Another way of interpreting the hostage-like trade-off of this data sharing (literally pennies for your purchase history) is as a feminist issue - PC Optimum has one of the largest marketable female databases in the country. The rewards program is convenient, and people still have a choice not to use it, but they may not be able to access comparable discounts elsewhere. Plus, people are pretty price sensitive when it comes to purchasing groceries - which further nudges people into these seemingly harmless programs.
Loblaw Media’s advertising platform also creates a new form of competition between the brands that it stocks - meaning that facilitates competition while managing to basically be borderline monopolistic. It’s another way for dominant grocers to squeeze suppliers. For instance, grocery stores already earn money on slotting fees, which are a charge that manufacturers pay retailers to be on the shelf and other promotional, advertising fees.
In fact, Lobaw’s proprietary loyalty consortium-turned-media-company looks a lot like Amazon Advertising, where Amazon can sell digital access (ads) to its platform.
Some say that Amazon’s acquisition of Whole Foods in 2017 catalyzed e-commerce initiatives. I mostly just think it’s worth looking at the power of the PC Optimum program in different ways.
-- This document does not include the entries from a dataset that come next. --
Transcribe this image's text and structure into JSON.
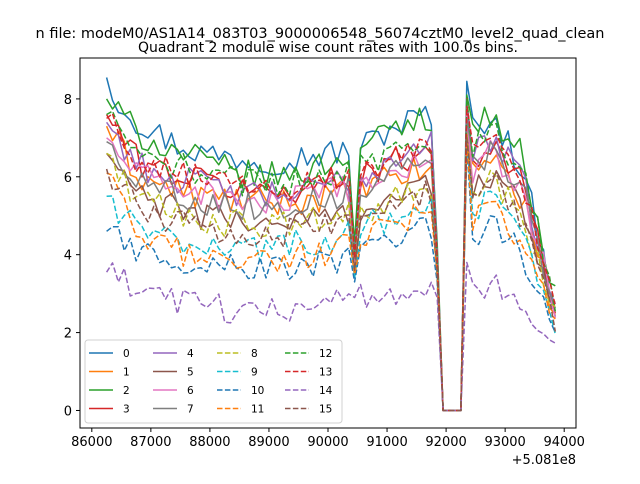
{
  "figure": {
    "suptitle": "n file: modeM0/AS1A14_083T03_9000006548_56074cztM0_level2_quad_clean",
    "title": "Quadrant 2 module wise count rates with 100.0s bins."
  },
  "chart_data": {
    "type": "line",
    "title": "Quadrant 2 module wise count rates with 100.0s bins.",
    "xlabel": "",
    "ylabel": "",
    "x_offset_text": "+5.081e8",
    "xlim": [
      85800,
      94200
    ],
    "ylim": [
      -0.45,
      9.05
    ],
    "xticks": [
      86000,
      87000,
      88000,
      89000,
      90000,
      91000,
      92000,
      93000,
      94000
    ],
    "yticks": [
      0,
      2,
      4,
      6,
      8
    ],
    "legend": {
      "location": "lower-left",
      "ncol": 4
    },
    "x_range": [
      86250,
      93850
    ],
    "gap_points": {
      "x": [
        91950,
        92050,
        92150,
        92250
      ],
      "value": 0
    },
    "series": [
      {
        "name": "0",
        "color": "#1f77b4",
        "style": "solid",
        "base": [
          8.3,
          7.4,
          6.9,
          6.6,
          6.5,
          6.4,
          6.5,
          6.6,
          6.8,
          7.3,
          7.6,
          6.9,
          7.6,
          6.2,
          2.6
        ],
        "start": 8.55,
        "peak": 8.45,
        "dip": 4.0
      },
      {
        "name": "1",
        "color": "#ff7f0e",
        "style": "solid",
        "base": [
          7.3,
          6.0,
          5.7,
          5.5,
          5.4,
          5.3,
          5.4,
          5.5,
          5.7,
          6.0,
          6.2,
          5.8,
          6.6,
          5.4,
          2.4
        ],
        "start": 7.3,
        "peak": 7.7,
        "dip": 3.7
      },
      {
        "name": "2",
        "color": "#2ca02c",
        "style": "solid",
        "base": [
          8.0,
          7.1,
          6.7,
          6.4,
          6.1,
          6.0,
          6.1,
          6.4,
          6.8,
          7.2,
          7.6,
          7.0,
          7.6,
          6.5,
          2.9
        ],
        "start": 8.0,
        "peak": 8.1,
        "dip": 4.3
      },
      {
        "name": "3",
        "color": "#d62728",
        "style": "solid",
        "base": [
          7.6,
          6.4,
          6.1,
          5.9,
          5.7,
          5.6,
          5.7,
          5.9,
          6.1,
          6.4,
          6.7,
          6.1,
          6.9,
          5.8,
          2.7
        ],
        "start": 7.6,
        "peak": 8.0,
        "dip": 3.9
      },
      {
        "name": "4",
        "color": "#9467bd",
        "style": "solid",
        "base": [
          7.4,
          6.3,
          6.0,
          5.8,
          5.6,
          5.5,
          5.6,
          5.8,
          6.0,
          6.5,
          7.0,
          6.2,
          7.0,
          5.9,
          2.7
        ],
        "start": 7.4,
        "peak": 7.9,
        "dip": 4.1
      },
      {
        "name": "5",
        "color": "#8c564b",
        "style": "solid",
        "base": [
          6.6,
          5.5,
          5.2,
          5.0,
          4.9,
          4.8,
          4.9,
          5.0,
          5.2,
          5.5,
          5.8,
          5.4,
          6.1,
          5.1,
          2.5
        ],
        "start": 6.6,
        "peak": 7.2,
        "dip": 3.6
      },
      {
        "name": "6",
        "color": "#e377c2",
        "style": "solid",
        "base": [
          7.0,
          6.0,
          5.8,
          5.6,
          5.4,
          5.3,
          5.4,
          5.6,
          5.8,
          6.1,
          6.4,
          5.9,
          6.6,
          5.6,
          2.6
        ],
        "start": 7.0,
        "peak": 7.6,
        "dip": 3.8
      },
      {
        "name": "7",
        "color": "#7f7f7f",
        "style": "solid",
        "base": [
          6.9,
          5.9,
          5.6,
          5.4,
          5.3,
          5.2,
          5.3,
          5.5,
          5.8,
          6.2,
          6.8,
          6.0,
          6.6,
          5.6,
          2.6
        ],
        "start": 6.9,
        "peak": 7.5,
        "dip": 3.9
      },
      {
        "name": "8",
        "color": "#bcbd22",
        "style": "dashed",
        "base": [
          6.6,
          5.4,
          5.1,
          4.9,
          4.8,
          4.7,
          4.8,
          4.9,
          5.1,
          5.4,
          5.6,
          5.1,
          5.9,
          4.9,
          2.4
        ],
        "start": 6.6,
        "peak": 7.1,
        "dip": 3.5
      },
      {
        "name": "9",
        "color": "#17becf",
        "style": "dashed",
        "base": [
          5.5,
          4.6,
          4.4,
          4.3,
          4.2,
          4.2,
          4.3,
          4.4,
          4.7,
          5.0,
          5.3,
          4.7,
          5.4,
          4.5,
          2.2
        ],
        "start": 5.5,
        "peak": 6.9,
        "dip": 3.4
      },
      {
        "name": "10",
        "color": "#1f77b4",
        "style": "dashed",
        "base": [
          4.6,
          4.1,
          3.9,
          3.8,
          3.7,
          3.6,
          3.7,
          3.8,
          4.0,
          4.3,
          4.7,
          4.2,
          4.8,
          4.0,
          2.0
        ],
        "start": 4.6,
        "peak": 6.8,
        "dip": 3.3
      },
      {
        "name": "11",
        "color": "#ff7f0e",
        "style": "dashed",
        "base": [
          6.1,
          4.4,
          4.1,
          4.0,
          3.9,
          3.9,
          4.0,
          4.1,
          4.4,
          4.8,
          5.1,
          4.5,
          5.2,
          4.3,
          2.1
        ],
        "start": 6.1,
        "peak": 7.0,
        "dip": 3.5
      },
      {
        "name": "12",
        "color": "#2ca02c",
        "style": "dashed",
        "base": [
          7.6,
          6.5,
          6.3,
          6.1,
          5.9,
          5.8,
          5.9,
          6.1,
          6.3,
          6.7,
          7.1,
          6.5,
          7.2,
          6.2,
          2.8
        ],
        "start": 7.6,
        "peak": 8.0,
        "dip": 4.0
      },
      {
        "name": "13",
        "color": "#d62728",
        "style": "dashed",
        "base": [
          7.5,
          6.4,
          6.1,
          5.9,
          5.8,
          5.7,
          5.8,
          5.9,
          6.1,
          6.4,
          6.8,
          6.2,
          6.9,
          5.9,
          2.7
        ],
        "start": 7.5,
        "peak": 7.8,
        "dip": 3.9
      },
      {
        "name": "14",
        "color": "#9467bd",
        "style": "dashed",
        "base": [
          3.5,
          3.1,
          2.8,
          2.7,
          2.6,
          2.6,
          2.7,
          2.8,
          2.9,
          3.0,
          3.1,
          2.9,
          3.2,
          2.7,
          1.5
        ],
        "start": 3.55,
        "peak": 3.8,
        "dip": 2.9
      },
      {
        "name": "15",
        "color": "#8c564b",
        "style": "dashed",
        "base": [
          6.2,
          5.2,
          4.9,
          4.7,
          4.6,
          4.5,
          4.6,
          4.8,
          5.0,
          5.3,
          5.6,
          5.1,
          5.9,
          4.8,
          2.3
        ],
        "start": 6.2,
        "peak": 7.0,
        "dip": 3.6
      }
    ]
  }
}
A lot of people may feel as if they have nothing to lose by being part of Loblaw’s points economy. If we continue to have a decent amount of choice when shopping and equal access to unique discounts, we shouldn’t be too fussed. But (!) as the firm incrementally constrains competition, wrapping itself into our everyday banking, health, and food purchases while creating a media company, we may want to ask ourselves what the points of it all is?
🏢 regs
Ad Standards Canada is the industry’s non-profit self-regulating body;
Proposed legislation (Bill C-11) would introduce data algorithmic transparency; at a person’s request, organizations will have to explain automated decision systems that “make a prediction, recommendation, or decision” based on individual personal information. It is not clear to me if this explainability would extend to the type of rationale offered by Facebook’s “Why am I seeing this post?”
It is difficult to imagine this platform information being of interest to law enforcement, which is a contrast from social media platforms that engage in targeted advertising.
💰 riches
Owning a digital advertising platform like the PC Optimum mobile application is a way to control the market by controlling access to it (in this case, access to the eyeballs and pockets of shoppers) and has anti-competitive ~vibes~ ;
Loblaw can also earn money from brands that have limited alternatives when it comes to advertising to Canadians;
Participating in a loyalty program is very rewarding...for the parent company.
Vass Bednar is the Executive Director of McMaster University’s new Master of Public Policy in Digital Society Program.
I'm really enjoying your ongoing exploration of the Loblaws labyrinth, thank you!
I almost prefer to think of Loblaws as a media company rather than a technology company, as the latter is generally an engine for the former. Similarly attention and personal information are monetized by the media industry, and certainly FB and Alphabet make the majority of their revenues from their media business (that is enabled by their technology platforms). Finally the media industry is what it is because it is both a massive source of power (for their owners) and a literal pillar of the (perceived) state. Hence Loblaws as media company helps us focus on why Loblaws may be too powerful for our modest democracy.